NO EASTER SUNDAY FOR QUEERS, Haunting story

Nondumiso Msimanga spoke to the performers of NO EASTER SUNDAY FOR QUEERS, the landmark and award-winning stage adaptation of a poem by Koleka Putuma, tapping into the actors’ experience of performing in the play and the lingering emotions, ideas and conflicts the production stirred up for them.

Institutional irresponsibility: How coverups at art institutions perpetuate gender-based violence

Neelika Jayawardane discusses individual and systemic accounts of abuse as they occur within the art industry, and how these abuses intersect with global conversations such as #MeToo, making reference to the practice of refusal as theorised by Tina Campt, and the personal and professional costs of holding people and institutions accountable.

Financial support by

The Embassy of the Kingdom of the Netherlands in South Africa

Rosa Luxemburg Stiftung

 

About GALA

The GALA Queer Archive (GALA) is a catalyst for the production, preservation and dissemination of information about the history, culture and contemporary experiences of LGBTIQ people in South Africa. As an archive founded on principles of social justice and human rights, GALA works toward a greater awareness about the lives of LGBTIQ people as a means to an inclusive society. GALA’s primary focus is to preserve and nurture LGBTIQ narratives, as well as promote social equality, inclusive education and youth development. GALA published under the imprint of MaThoko’s Books.

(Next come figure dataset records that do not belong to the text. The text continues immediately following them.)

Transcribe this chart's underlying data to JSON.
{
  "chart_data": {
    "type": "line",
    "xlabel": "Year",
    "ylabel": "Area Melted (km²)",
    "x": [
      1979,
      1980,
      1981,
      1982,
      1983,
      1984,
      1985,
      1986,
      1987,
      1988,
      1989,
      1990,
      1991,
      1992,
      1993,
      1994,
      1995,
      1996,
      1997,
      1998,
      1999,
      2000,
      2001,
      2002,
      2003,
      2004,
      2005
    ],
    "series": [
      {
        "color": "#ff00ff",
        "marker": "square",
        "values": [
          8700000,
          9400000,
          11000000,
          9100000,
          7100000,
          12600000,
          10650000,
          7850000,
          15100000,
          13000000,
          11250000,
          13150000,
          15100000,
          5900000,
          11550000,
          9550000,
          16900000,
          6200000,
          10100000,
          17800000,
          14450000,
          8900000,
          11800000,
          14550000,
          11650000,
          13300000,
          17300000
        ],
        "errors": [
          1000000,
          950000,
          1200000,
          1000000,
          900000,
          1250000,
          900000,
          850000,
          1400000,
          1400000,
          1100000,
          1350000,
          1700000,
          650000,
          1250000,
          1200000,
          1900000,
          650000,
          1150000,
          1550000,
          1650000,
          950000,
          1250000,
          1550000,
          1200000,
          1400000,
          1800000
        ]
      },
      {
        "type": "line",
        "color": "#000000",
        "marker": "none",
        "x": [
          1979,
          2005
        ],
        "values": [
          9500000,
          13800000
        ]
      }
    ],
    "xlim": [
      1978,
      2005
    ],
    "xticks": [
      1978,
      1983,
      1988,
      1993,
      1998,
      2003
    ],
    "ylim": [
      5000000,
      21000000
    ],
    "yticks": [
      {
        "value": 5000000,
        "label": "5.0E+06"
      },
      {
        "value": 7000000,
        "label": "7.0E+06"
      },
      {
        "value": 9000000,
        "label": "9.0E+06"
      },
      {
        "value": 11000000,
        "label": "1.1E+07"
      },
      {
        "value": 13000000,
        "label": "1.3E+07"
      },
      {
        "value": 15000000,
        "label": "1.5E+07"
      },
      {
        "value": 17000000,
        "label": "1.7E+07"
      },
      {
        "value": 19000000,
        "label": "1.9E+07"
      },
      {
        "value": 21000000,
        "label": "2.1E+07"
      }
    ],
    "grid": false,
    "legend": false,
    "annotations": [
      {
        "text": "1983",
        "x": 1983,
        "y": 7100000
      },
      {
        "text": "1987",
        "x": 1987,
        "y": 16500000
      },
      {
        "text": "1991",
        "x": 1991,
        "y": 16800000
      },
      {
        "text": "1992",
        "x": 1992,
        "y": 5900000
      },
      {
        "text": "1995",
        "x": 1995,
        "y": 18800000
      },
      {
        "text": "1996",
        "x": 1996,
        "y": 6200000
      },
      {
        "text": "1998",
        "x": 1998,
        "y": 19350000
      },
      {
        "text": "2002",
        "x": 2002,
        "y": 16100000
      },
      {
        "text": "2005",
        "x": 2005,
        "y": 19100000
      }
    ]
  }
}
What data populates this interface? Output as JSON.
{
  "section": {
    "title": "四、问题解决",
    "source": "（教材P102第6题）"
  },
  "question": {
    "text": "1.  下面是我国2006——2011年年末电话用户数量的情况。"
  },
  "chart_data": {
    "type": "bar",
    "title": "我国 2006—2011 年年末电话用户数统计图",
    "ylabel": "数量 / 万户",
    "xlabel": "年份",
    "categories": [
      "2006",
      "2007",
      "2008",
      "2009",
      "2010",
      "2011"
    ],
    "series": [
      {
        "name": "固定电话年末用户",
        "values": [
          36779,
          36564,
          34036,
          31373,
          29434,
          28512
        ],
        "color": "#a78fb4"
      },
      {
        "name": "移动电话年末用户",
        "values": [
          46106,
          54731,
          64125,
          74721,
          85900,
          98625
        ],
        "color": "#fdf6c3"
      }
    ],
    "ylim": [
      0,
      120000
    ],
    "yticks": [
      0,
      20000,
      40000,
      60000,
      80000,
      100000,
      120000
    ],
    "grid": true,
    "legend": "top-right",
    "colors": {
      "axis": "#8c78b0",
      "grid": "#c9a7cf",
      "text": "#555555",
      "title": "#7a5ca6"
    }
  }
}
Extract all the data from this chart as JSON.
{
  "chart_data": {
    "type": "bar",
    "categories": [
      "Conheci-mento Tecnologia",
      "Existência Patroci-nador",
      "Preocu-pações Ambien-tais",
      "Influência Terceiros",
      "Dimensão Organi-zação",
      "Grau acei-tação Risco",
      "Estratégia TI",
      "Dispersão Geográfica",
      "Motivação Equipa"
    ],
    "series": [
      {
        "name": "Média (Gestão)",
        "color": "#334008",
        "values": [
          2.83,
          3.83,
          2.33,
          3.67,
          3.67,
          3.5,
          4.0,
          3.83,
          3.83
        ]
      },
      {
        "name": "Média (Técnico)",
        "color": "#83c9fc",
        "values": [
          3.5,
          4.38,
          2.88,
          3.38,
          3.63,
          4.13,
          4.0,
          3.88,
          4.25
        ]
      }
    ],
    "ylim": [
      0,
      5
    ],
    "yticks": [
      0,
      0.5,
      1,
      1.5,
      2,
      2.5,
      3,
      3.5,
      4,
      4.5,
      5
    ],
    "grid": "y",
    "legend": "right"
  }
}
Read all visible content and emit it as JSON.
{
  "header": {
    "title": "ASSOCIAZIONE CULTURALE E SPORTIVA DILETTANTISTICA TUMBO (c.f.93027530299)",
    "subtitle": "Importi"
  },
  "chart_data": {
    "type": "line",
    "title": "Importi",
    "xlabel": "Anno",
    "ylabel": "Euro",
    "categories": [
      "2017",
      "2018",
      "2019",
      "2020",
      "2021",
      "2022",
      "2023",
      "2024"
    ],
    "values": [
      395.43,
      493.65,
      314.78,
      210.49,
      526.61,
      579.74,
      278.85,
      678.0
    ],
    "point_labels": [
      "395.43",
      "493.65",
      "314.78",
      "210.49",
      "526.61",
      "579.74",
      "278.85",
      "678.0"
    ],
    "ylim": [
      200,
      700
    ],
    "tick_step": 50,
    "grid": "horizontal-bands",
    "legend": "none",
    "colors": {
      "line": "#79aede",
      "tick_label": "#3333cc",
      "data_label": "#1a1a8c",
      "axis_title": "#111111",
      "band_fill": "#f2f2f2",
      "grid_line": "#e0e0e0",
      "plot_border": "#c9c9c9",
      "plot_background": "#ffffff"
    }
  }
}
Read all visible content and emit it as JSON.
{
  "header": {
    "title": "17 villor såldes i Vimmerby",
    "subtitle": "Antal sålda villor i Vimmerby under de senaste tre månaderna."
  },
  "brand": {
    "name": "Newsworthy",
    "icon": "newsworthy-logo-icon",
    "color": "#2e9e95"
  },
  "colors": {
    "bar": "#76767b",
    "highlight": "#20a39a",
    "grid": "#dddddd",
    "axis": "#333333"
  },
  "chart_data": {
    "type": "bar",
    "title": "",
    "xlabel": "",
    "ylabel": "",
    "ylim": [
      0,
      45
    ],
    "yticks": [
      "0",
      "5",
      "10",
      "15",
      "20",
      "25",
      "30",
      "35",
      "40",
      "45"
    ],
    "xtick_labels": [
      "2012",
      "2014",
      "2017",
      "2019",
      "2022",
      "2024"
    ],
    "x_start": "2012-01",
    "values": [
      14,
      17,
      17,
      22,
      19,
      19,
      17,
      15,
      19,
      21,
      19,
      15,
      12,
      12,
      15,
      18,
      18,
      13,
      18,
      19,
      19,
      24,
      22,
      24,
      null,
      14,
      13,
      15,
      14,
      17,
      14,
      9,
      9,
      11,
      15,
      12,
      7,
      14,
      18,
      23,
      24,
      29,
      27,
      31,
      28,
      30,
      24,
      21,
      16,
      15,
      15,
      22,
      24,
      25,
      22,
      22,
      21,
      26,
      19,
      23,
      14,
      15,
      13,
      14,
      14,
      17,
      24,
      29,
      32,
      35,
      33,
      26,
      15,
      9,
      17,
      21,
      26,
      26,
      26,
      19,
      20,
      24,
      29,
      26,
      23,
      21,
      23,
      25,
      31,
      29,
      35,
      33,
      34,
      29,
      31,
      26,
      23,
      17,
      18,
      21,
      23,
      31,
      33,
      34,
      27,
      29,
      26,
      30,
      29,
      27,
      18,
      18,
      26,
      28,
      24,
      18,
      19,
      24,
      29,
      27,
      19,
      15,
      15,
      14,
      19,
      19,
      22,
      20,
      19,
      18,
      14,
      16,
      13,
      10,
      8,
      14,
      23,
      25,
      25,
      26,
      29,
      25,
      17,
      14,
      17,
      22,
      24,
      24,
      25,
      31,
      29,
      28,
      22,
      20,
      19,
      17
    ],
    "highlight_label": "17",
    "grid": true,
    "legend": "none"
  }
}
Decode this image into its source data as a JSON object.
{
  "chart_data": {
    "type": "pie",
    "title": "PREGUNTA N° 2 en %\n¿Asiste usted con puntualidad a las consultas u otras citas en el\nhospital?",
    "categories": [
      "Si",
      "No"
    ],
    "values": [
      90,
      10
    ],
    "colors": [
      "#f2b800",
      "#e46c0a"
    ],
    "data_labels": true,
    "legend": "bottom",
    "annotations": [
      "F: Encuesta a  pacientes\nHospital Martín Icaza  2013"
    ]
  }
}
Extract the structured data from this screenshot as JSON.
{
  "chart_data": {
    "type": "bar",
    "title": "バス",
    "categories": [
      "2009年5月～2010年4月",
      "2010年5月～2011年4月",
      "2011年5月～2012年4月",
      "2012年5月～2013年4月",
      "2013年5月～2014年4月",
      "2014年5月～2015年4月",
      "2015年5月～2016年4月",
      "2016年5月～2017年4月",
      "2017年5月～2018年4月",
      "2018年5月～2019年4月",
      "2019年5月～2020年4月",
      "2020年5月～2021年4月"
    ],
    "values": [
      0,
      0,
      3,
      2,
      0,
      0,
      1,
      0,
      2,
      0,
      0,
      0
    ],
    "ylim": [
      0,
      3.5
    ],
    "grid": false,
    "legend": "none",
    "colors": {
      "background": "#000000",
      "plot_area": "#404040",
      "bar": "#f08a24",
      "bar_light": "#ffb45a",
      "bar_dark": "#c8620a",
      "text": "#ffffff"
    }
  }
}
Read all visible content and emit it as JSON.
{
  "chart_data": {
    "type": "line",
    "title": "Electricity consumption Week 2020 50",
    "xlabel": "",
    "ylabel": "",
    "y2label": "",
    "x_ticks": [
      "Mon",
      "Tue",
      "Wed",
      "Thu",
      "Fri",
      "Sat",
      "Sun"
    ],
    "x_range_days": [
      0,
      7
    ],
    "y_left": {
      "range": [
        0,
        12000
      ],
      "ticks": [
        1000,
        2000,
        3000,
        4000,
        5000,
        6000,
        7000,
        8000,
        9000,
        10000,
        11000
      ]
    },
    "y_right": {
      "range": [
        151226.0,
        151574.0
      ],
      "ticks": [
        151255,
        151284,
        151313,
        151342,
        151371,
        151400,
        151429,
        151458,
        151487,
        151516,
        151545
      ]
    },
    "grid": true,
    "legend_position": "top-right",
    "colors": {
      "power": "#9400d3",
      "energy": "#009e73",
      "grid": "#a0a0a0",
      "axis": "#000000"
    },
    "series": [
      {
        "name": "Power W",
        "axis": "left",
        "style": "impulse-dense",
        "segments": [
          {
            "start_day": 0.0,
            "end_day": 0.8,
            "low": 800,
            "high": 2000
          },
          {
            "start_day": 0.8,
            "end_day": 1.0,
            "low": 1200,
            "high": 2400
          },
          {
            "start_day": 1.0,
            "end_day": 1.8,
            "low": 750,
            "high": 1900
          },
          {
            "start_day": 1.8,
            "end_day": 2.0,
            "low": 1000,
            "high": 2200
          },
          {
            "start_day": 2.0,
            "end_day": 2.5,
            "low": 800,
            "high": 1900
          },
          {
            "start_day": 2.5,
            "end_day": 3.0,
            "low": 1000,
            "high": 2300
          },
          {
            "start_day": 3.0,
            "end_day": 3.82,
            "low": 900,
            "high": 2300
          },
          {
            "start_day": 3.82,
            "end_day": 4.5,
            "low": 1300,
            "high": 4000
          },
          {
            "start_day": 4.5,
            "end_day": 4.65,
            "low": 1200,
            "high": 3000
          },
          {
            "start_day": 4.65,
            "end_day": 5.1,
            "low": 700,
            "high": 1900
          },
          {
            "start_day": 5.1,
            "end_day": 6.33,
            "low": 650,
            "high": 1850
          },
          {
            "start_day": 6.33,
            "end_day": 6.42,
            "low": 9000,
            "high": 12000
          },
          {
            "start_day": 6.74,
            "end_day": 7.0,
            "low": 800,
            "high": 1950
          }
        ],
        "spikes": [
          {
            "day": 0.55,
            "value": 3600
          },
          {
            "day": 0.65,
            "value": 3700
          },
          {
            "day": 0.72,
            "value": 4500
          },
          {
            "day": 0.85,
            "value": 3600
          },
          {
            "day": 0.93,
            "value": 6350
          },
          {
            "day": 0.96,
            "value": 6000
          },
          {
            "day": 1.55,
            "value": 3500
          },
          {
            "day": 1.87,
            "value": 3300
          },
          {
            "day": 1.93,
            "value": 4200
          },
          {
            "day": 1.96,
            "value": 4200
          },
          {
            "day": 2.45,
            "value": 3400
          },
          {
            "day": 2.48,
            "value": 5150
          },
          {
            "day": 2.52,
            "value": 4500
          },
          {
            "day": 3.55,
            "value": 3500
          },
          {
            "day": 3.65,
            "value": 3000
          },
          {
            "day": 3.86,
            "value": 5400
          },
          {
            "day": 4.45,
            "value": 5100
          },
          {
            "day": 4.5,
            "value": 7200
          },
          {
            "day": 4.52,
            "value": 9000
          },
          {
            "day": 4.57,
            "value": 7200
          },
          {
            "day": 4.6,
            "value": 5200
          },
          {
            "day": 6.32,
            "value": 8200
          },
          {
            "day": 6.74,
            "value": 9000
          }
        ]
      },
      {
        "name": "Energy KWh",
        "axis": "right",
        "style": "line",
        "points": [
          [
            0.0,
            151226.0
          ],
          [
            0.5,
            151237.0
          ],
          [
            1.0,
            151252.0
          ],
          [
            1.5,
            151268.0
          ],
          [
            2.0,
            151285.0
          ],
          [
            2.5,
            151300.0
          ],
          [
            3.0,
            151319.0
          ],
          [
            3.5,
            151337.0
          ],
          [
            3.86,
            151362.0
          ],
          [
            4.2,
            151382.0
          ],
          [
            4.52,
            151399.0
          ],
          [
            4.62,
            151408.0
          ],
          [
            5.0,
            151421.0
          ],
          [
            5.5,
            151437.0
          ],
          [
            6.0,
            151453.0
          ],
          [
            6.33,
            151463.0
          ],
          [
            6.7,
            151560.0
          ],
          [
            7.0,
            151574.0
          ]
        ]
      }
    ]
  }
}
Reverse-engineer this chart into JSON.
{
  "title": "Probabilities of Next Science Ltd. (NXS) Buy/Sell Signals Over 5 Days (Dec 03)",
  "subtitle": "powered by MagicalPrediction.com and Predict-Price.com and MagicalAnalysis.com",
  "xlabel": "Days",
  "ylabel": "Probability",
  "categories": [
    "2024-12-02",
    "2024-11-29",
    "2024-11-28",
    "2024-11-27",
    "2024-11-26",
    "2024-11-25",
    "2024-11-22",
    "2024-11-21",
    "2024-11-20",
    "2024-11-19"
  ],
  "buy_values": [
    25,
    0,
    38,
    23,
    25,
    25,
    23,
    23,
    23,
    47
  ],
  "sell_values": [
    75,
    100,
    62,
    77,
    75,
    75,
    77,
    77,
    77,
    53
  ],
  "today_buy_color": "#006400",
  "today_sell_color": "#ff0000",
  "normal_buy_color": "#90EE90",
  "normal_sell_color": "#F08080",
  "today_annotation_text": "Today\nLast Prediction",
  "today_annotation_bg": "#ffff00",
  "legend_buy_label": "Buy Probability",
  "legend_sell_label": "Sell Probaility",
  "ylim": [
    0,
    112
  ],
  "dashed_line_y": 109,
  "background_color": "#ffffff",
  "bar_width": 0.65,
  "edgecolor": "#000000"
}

About the Lesser Violence Reading Group

The Lesser Violence Reading Group began in 2018, convened in partnership between GALA and VIAD. For its first iteration, the primary focus of the group centred upon working through issues of gendered and sexualised violence within the intersections of raced and classed violences. These discussions were further focused with a commitment to understanding gendered and sexualised violence as it is processed through art performance or “Live Art” within a South African context.

The group is a space of learning, listening and sharing; a space in which participants and presenters are able to hold conversations not easily hosted in academic contexts. Working with artists, writers, academics and activists, the group grapples with the lived experience of a deeply violent reality in which women’s lives and queer lives are rendered vulnerable to sexual assault, rape, fatal domestic violence and the daily manifestations of rape culture. The group is envisioned as an open, interdisciplinary discursive space. Participants are welcome from any field, and from any point in their education. The sessions are intended for all who would like to further their intersectional understanding, and would like to meet with like-minded individuals.